PestCast Contribution: Three weather stations with cellular phone service.
Updating the Lake County weather network to accommodate pest management research.
Project Leaders and Cooperators: R. Elkins, UC Cooperative Extension, Lake County; M. Lockhart, Lake County Department of Agriculture; R. Reynolds, Lake County Air Quality Management District
Description: Crop-pest systems: European pears/pear scab, fire blight, codling moth, obliquebanded leafroller; wine grapes/powdery mildew; English walnuts/codling moth, walnut blight.
The project aims to validate disease and insect models on pears, wine grapes, and walnuts in Lake County, then take steps to foster implementation by growers and PCAs.
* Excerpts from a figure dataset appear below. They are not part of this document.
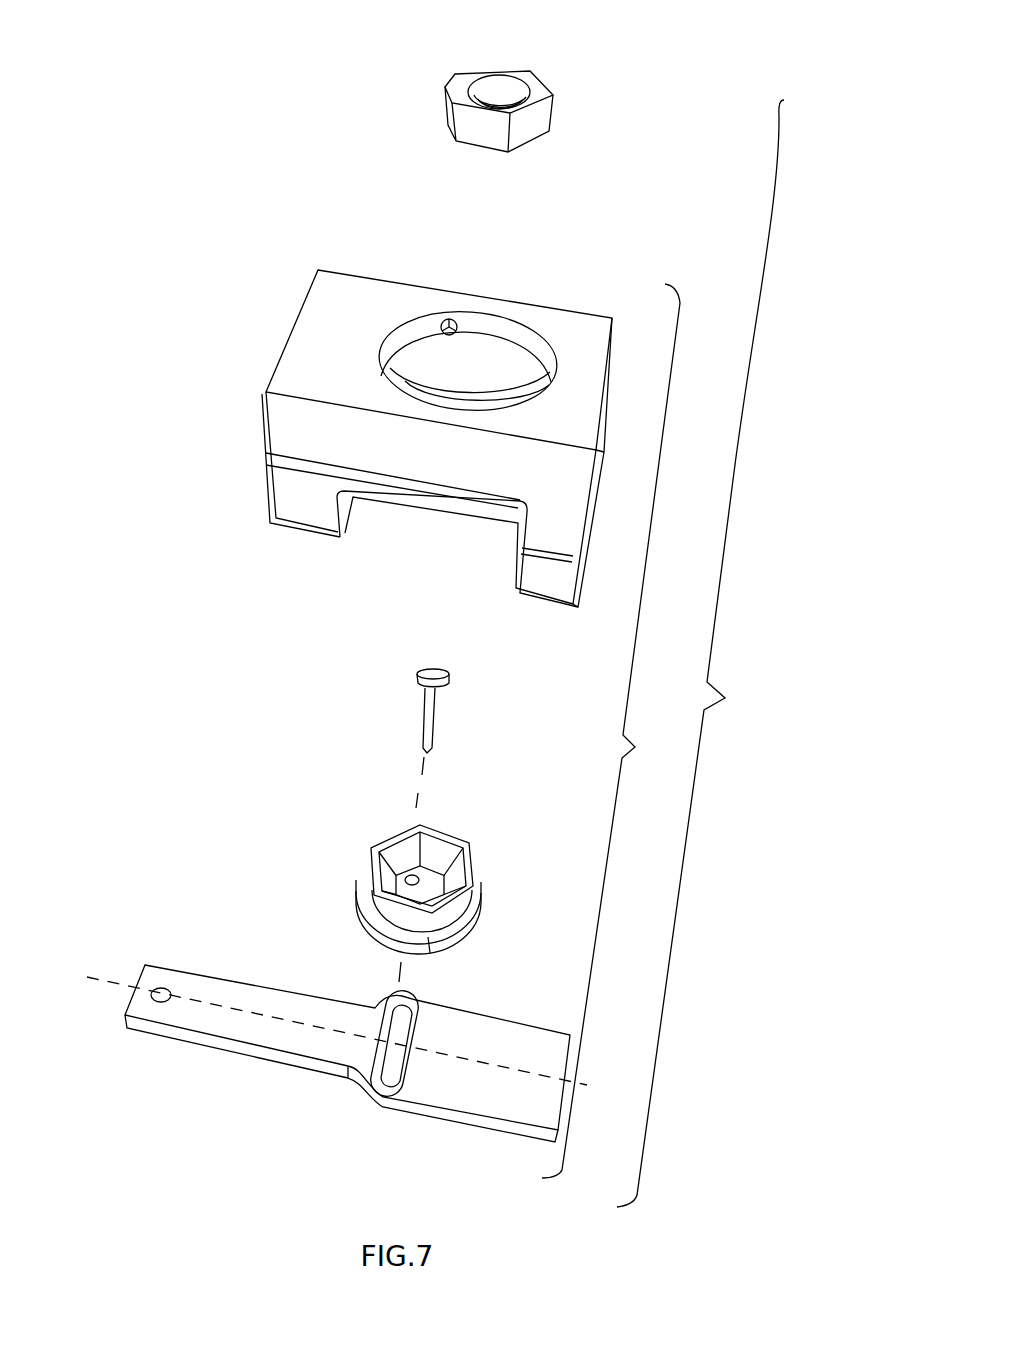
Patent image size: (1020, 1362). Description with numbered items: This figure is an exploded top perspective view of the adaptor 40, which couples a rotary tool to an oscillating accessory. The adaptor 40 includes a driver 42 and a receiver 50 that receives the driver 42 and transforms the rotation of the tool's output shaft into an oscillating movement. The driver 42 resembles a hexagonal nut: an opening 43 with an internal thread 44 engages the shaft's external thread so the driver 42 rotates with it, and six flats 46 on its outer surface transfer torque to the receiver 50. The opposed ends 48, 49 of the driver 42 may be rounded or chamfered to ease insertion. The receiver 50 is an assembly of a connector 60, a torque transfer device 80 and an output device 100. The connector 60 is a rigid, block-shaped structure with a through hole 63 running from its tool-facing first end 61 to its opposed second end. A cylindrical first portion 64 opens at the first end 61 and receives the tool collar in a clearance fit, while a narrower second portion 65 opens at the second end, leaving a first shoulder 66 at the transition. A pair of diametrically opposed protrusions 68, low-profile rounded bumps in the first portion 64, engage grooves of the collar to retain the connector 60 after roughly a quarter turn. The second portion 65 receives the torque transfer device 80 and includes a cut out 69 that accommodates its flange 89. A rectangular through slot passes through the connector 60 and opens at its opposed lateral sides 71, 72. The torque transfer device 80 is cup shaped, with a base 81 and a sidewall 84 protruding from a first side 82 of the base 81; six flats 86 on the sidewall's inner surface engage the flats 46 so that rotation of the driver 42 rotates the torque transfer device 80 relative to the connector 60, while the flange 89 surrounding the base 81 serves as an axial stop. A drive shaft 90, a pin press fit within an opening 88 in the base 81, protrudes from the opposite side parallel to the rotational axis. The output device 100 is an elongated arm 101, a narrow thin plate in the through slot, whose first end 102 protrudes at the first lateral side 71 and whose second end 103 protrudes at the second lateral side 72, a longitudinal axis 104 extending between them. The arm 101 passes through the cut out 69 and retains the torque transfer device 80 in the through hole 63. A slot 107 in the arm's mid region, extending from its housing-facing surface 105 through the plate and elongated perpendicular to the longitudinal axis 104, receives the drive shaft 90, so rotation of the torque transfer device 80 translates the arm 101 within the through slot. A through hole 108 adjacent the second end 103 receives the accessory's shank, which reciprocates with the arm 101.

The adaptor 40 is at (700, 653).
The driver 42 is at (547, 125).
The opening 43 is at (487, 71).
The internal thread 44 is at (513, 82).
The flat 46 is at (447, 117).
The end of the driver 48 is at (462, 71).
The end of the driver 49 is at (518, 160).
The receiver 50 is at (611, 731).
The connector 60 is at (333, 287).
The first end of the connector 61 is at (573, 327).
The through hole 63 is at (437, 425).
The first portion of the through hole 64 is at (497, 345).
The second portion of the through hole 65 is at (490, 400).
The first shoulder 66 is at (416, 377).
The protrusion 68 is at (449, 320).
The cut out 69 is at (353, 507).
The first lateral side of the connector 71 is at (590, 457).
The second lateral side of the connector 72 is at (263, 427).
The torque transfer device 80 is at (452, 833).
The base 81 is at (447, 868).
The first side of the base 82 is at (470, 863).
The sidewall 84 is at (457, 908).
The flat 86 is at (380, 843).
The opening 88 is at (400, 833).
The flange 89 is at (357, 910).
The drive shaft 90 is at (440, 703).
The output device 100 is at (260, 1000).
The arm 101 is at (463, 1020).
The first end of the arm 102 is at (560, 1133).
The second end of the arm 103 is at (123, 1020).
The longitudinal axis of the arm 104 is at (315, 1027).
The housing-facing surface of the arm 105 is at (520, 1037).
The slot 107 is at (373, 1093).
The through hole 108 is at (160, 987).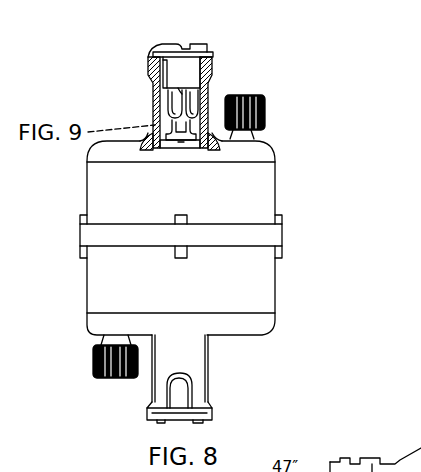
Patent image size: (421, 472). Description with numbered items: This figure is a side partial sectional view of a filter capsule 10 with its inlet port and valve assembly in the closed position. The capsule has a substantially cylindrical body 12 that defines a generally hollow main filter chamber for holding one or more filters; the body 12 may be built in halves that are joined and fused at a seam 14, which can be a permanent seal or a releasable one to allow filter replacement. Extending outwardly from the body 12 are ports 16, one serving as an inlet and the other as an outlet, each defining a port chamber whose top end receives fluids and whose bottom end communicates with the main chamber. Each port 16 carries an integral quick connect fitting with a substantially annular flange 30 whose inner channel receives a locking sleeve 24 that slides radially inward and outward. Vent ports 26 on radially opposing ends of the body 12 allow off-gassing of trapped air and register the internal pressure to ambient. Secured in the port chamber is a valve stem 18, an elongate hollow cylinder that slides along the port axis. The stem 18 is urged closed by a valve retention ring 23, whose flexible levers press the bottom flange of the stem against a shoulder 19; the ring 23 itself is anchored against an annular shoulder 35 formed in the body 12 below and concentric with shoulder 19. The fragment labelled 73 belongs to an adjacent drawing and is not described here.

The filter capsule 10 is at (282, 96).
The capsule body 12 is at (275, 205).
The seam 14 is at (282, 241).
The port 16 is at (210, 78).
The valve stem 18 is at (178, 88).
The shoulder 19 is at (166, 124).
The valve retention ring 23 is at (182, 144).
The locking sleeve 24 is at (155, 46).
The vent port 26 is at (265, 118).
The annular flange 30 is at (214, 55).
The annular shoulder 35 is at (165, 148).
The fragment element 73 is at (354, 460).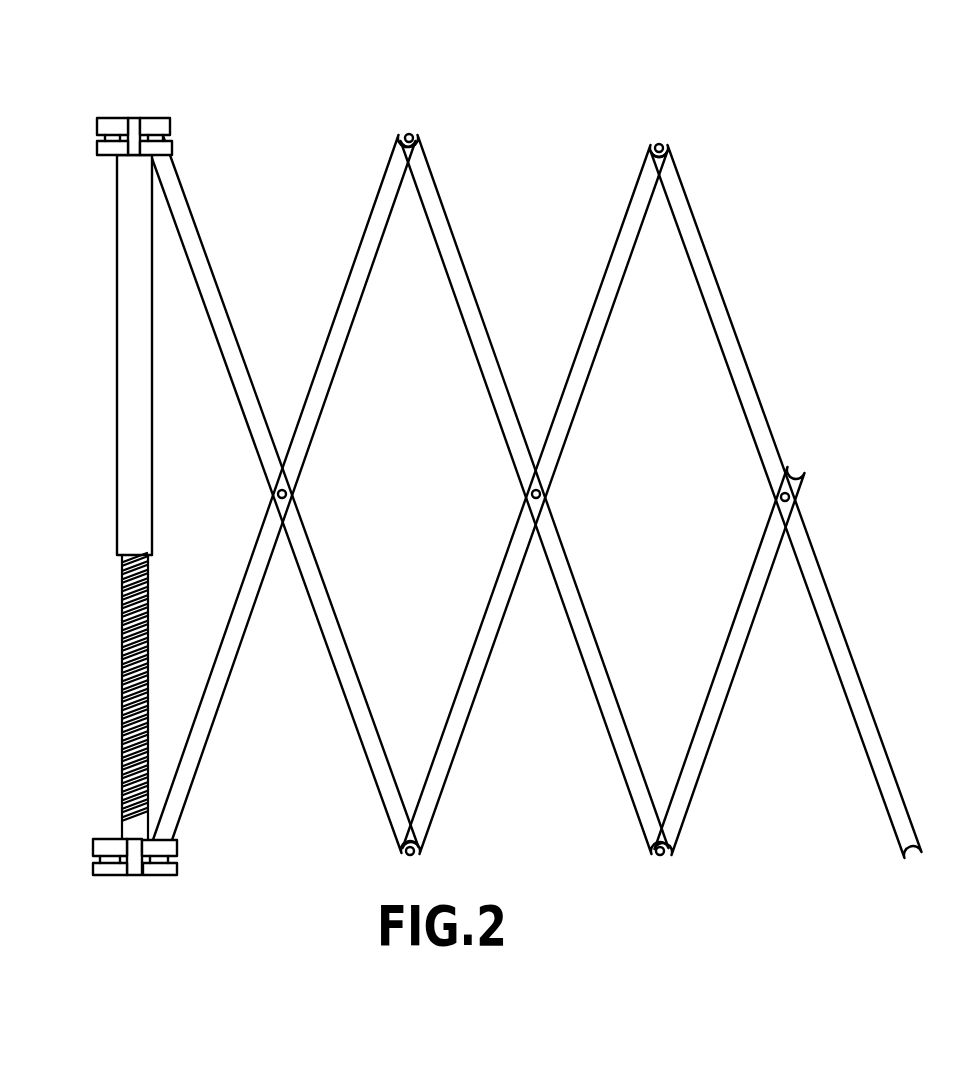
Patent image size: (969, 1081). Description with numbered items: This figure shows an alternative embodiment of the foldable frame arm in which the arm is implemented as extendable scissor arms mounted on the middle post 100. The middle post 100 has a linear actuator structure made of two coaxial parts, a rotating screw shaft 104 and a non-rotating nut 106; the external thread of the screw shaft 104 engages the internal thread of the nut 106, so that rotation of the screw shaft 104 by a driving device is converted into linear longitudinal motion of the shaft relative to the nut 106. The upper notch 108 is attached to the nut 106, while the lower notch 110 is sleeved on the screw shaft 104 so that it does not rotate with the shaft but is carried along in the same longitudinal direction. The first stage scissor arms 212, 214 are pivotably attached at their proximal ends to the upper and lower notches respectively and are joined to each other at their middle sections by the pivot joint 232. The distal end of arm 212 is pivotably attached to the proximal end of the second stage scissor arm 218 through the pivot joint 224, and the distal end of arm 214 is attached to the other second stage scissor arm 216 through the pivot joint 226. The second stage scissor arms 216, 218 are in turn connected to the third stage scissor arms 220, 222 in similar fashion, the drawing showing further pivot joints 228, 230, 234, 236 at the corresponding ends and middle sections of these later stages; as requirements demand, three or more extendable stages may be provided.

The middle post 100 is at (91, 453).
The rotating screw shaft 104 is at (138, 688).
The non-rotating nut 106 is at (143, 350).
The upper notch 108 is at (147, 133).
The lower notch 110 is at (160, 868).
The first stage scissor arm 212 is at (347, 308).
The first stage scissor arm 214 is at (320, 600).
The second stage scissor arm 216 is at (562, 420).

The Lake County Air Quality Management District and Lake County Fruit Frost Trust Fund will also contribute.
The new stations will be a part of a network of approximately eight stations.
PestCast Contribution: Three radio telemetry weather stations, one base station, telephone lines.
Central San Joaquin Valley grape production region.
Project Leaders and Cooperators: J. Kretsch, Sun-Maid Growers of California; M. Costello, UC Cooperative Extension, Fresno County; G. Leavitt, UC Cooperative Extension, Madera County; R. Coviello, UC Cooperative Extension, Fresno County; B. Peacock, UC Cooperative Extension, Tulare County; B. Beede, UC Cooperative Extension, Kings County; M. Mayse, CSU Fresno; D. Weinman, California Table Grape Commission
Description: Crop-pest system: Raisin, table, and wine grapes/powdery mildew, omnivorous leafroller.
This project will work on validation of the UC Davis grape powdery mildew model in raisin and table grapes in the central San Joaquin Valley. This work will document differences or similarities in model performance between raisin and table grapes. Verification of a model for omnivorous leafroller will also be conducted.
The new stations will form a new research network of six stations.
PestCast Contribution: Six radio telemetry weather stations, one base station, telephone lines.